B. İstinaf Sebepleri
Davacı vekili; muvazaanın davalı İdarece sunulan belgelerle ispat edildiği hâlde dikkate alınmamasının hatalı olduğunu, davanın kabulünün gerektiğini belirterek İlk Derece Mahkemesi kararının ortadan kaldırılması ve davanın kabulüne karar verilmesi istemi ile istinaf yoluna başvurmuştur.
C. Gerekçe ve Sonuç
Bölge Adliye Mahkemesinin yukarıda tarih ve sayısı belirtilen kararı ile Mahkemece yapılan değerlendirmelerin dosya kapsamına uygun olup hükmün isabetli olduğu gerekçesiyle davacı vekilinin istinaf başvurusunun esastan reddine karar verilmiştir.
V. TEMYİZ
A. Temyiz Yoluna Başvuranlar
Bölge Adliye Mahkemesinin yukarıda belirtilen kararına karşı süresi içinde davacı vekili temyiz isteminde bulunmuştur.
B. Temyiz Sebepleri
Davacı vekili; istinaf dilekçesinde belirttiği sebepleri tekrar ederek Bölge Adliye Mahkemesi kararının bozularak ortadan kaldırılması ve davanın kabulüne karar verilmesi için İlk Derece Mahkemesi kararının bozulması istemi ile temyiz yoluna başvurmuştur.
C. Gerekçe
1. Uyuşmazlık ve Hukuki Nitelendirme
Uyuşmazlık, davalılar arasındaki ilişkinin muvazaalı olup olmadığı buna bağlı olarak dava konusu alacaklara hak kazanılıp kazanılmadığı noktasındadır.
2. İlgili Hukuk
6100 sayılı Kanun'un 369 uncu maddesinin birinci fıkrası ile 370 ve 371 inci maddeleri, 4857 sayılı ... Kanunu'nun ilgili hükümleri, 5355 sayılı Kanun, 5302 sayılı İl Özel İdareleri Kanunu.
3. Değerlendirme
1.Bölge adliye mahkemelerinin nihai kararlarının bozulması 6100 sayılı Kanun'un 371 inci maddesinde yer alan sebeplerden birinin varlığı hâlinde mümkündür.

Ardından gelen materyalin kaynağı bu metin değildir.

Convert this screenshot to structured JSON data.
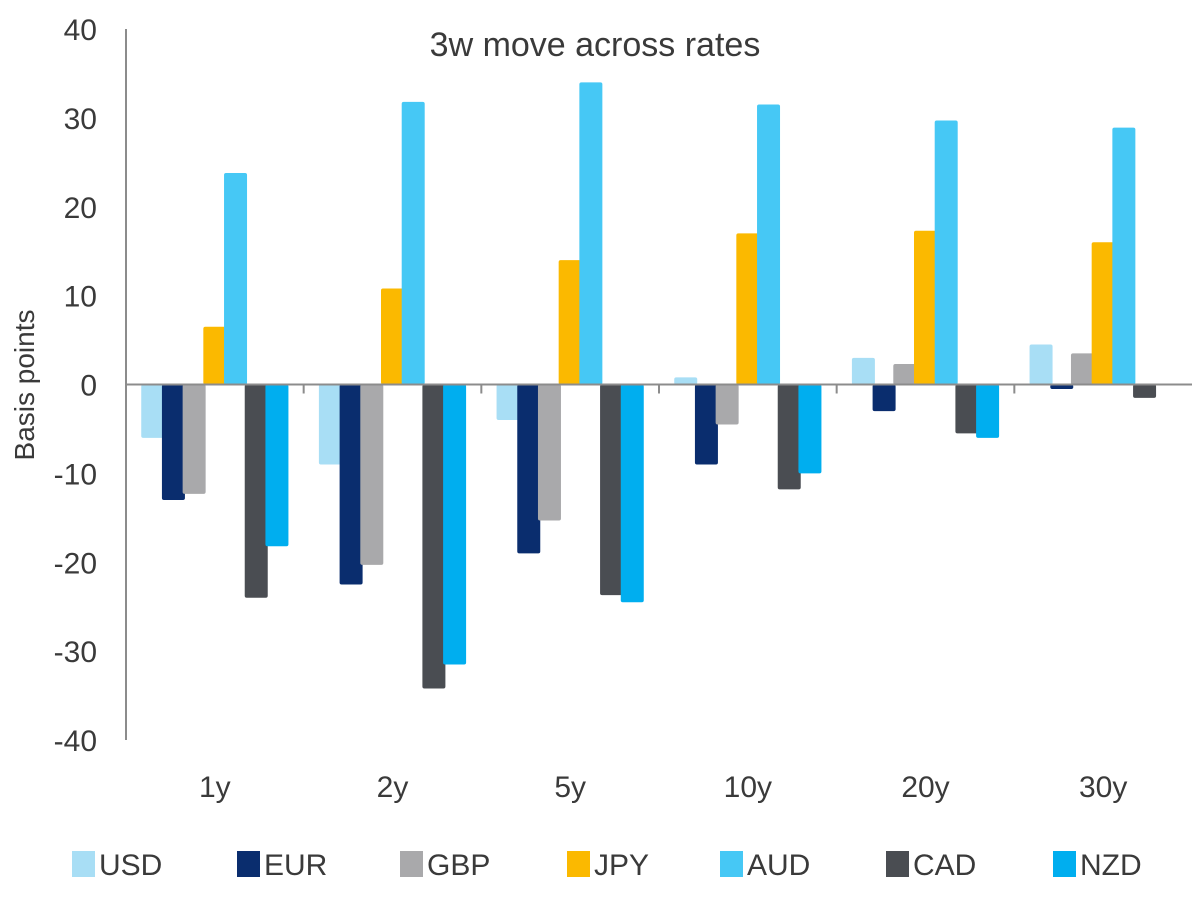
{
  "chart_data": {
    "type": "bar",
    "title": "3w move across rates",
    "ylabel": "Basis points",
    "xlabel": "",
    "ylim": [
      -40,
      40
    ],
    "yticks": [
      40,
      30,
      20,
      10,
      0,
      -10,
      -20,
      -30,
      -40
    ],
    "categories": [
      "1y",
      "2y",
      "5y",
      "10y",
      "20y",
      "30y"
    ],
    "legend_position": "bottom",
    "grid": false,
    "series": [
      {
        "name": "USD",
        "color": "#a8def5",
        "values": [
          -6,
          -9,
          -4,
          0.8,
          3,
          4.5
        ]
      },
      {
        "name": "EUR",
        "color": "#0a2d6e",
        "values": [
          -13,
          -22.5,
          -19,
          -9,
          -3,
          -0.5
        ]
      },
      {
        "name": "GBP",
        "color": "#a9a9ab",
        "values": [
          -12.3,
          -20.3,
          -15.3,
          -4.5,
          2.3,
          3.5
        ]
      },
      {
        "name": "JPY",
        "color": "#fbb900",
        "values": [
          6.5,
          10.8,
          14,
          17,
          17.3,
          16
        ]
      },
      {
        "name": "AUD",
        "color": "#46c8f5",
        "values": [
          23.8,
          31.8,
          34,
          31.5,
          29.7,
          28.9
        ]
      },
      {
        "name": "CAD",
        "color": "#4a4d52",
        "values": [
          -24,
          -34.2,
          -23.7,
          -11.8,
          -5.5,
          -1.5
        ]
      },
      {
        "name": "NZD",
        "color": "#00aeef",
        "values": [
          -18.2,
          -31.5,
          -24.5,
          -10,
          -6,
          0
        ]
      }
    ]
  }
}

2. Temyizen incelenen karar, tarafların karşılıklı iddia ve savunmalarına, dayandıkları belgelere, uyuşmazlığa uygulanması gereken hukuk kuralları ile hukuki ilişkinin nitelendirilmesine, dava şartlarına, yargılama ve ispat kuralları ile kararda belirtilen gerekçelere göre usul ve kanuna uygun olup davacı vekilince temyiz dilekçesinde ... sürülen nedenler kararın bozulmasını gerektirecek nitelikte görülmemiştir.
VI. KARAR
Açıklanan sebeplerle;
1.Bölge Adliye Mahkemesince verilen 01.09.2022 tarihli ek kararın BOZULARAK ORTADAN KALDIRILMASINA,
2. Temyiz olunan Bölge Adliye Mahkemesi kararının 6100 sayılı Kanun'un 370 inci maddesinin birinci fıkrası uyarınca ONANMASINA,
Dosyanın İlk Derece Mahkemesine, kararın bir örneğinin Bölge Adliye Mahkemesine gönderilmesine,
26.10.2022 tarihinde oy birliğiyle karar verildi.